S&P had in September projected the Indian economy to grow 7.3 per cent in 2022-23 and 6.5 per cent in the next fiscal year (2023-24).
The Indian economy grew 8.5 per cent in 2021. In its quarterly economic update for Asia-Pacific, S&P said in some countries the domestic demand recovery from COVID has further to go and this should support growth next year in India.
“In some countries, the domestic demand recovery from COVID has further to go. This should support growth next year in India, Indonesia, Malaysia, the Philippines, and Thailand,” S&P said on Monday.
It added that higher interest rates will have a pronounced hit on growth in parts of the region, either because policy rates climb strongly or the effect of the increases is profound. ” The rise in the Reserve Bank of India’s policy rate of 1.9 percentage points so far this year is from an already elevated level at end-2021.”

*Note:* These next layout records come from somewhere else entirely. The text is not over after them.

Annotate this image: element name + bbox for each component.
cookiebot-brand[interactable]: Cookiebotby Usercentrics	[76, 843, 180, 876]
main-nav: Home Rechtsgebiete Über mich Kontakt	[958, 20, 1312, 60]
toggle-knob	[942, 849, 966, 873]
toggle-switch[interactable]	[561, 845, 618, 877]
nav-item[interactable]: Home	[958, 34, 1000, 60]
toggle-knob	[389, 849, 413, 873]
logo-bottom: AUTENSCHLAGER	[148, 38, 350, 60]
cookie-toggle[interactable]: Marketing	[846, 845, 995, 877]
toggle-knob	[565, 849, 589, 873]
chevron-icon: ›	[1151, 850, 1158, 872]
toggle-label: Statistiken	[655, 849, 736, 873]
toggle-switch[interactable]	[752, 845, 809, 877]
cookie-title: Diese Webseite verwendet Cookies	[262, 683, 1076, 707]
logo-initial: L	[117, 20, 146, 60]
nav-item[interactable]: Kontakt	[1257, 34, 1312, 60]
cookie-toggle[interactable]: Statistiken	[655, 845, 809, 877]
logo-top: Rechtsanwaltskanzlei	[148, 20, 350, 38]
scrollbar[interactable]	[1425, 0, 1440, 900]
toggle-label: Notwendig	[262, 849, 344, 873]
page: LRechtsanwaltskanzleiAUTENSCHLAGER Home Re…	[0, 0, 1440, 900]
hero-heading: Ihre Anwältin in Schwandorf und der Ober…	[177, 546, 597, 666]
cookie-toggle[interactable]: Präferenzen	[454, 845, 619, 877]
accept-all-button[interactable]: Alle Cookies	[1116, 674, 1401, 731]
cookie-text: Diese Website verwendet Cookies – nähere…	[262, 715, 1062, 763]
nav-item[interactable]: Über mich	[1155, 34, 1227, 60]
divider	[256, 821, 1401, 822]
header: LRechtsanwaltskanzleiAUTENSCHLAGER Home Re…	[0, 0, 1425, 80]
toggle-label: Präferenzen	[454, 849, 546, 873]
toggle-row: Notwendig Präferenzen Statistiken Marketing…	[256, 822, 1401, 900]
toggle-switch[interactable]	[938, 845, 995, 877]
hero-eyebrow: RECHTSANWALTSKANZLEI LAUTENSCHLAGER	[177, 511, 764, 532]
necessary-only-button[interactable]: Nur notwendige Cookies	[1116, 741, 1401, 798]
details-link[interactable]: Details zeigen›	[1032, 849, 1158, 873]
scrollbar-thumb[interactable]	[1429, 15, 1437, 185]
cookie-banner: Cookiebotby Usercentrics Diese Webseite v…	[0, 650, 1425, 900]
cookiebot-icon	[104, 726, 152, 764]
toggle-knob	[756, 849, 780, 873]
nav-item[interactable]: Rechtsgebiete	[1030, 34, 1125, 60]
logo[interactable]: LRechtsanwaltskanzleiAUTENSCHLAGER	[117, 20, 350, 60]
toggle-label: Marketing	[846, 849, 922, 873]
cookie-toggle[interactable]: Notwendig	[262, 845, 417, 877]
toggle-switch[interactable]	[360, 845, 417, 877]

On the foreign exchange reserves, S&P said forex reserves have fallen in Asian emerging markets, even after adjusting for valuation changes. In India, the decrease in foreign reserves of $73 billion through August was far and above losses attributable to valuation changes (of $30 billion). This implies that the central bank has made sizable interventions to support the Indian rupee.
Stating that inflation in India has remained high, it said the retail inflation in the country is expected to be at 6.8 per cent during the current financial year. This is higher than the last year’s 5.5 per cent.
The RBI expects the company’s inflation to be at 6.7 per cent for the current financial year 2022-23.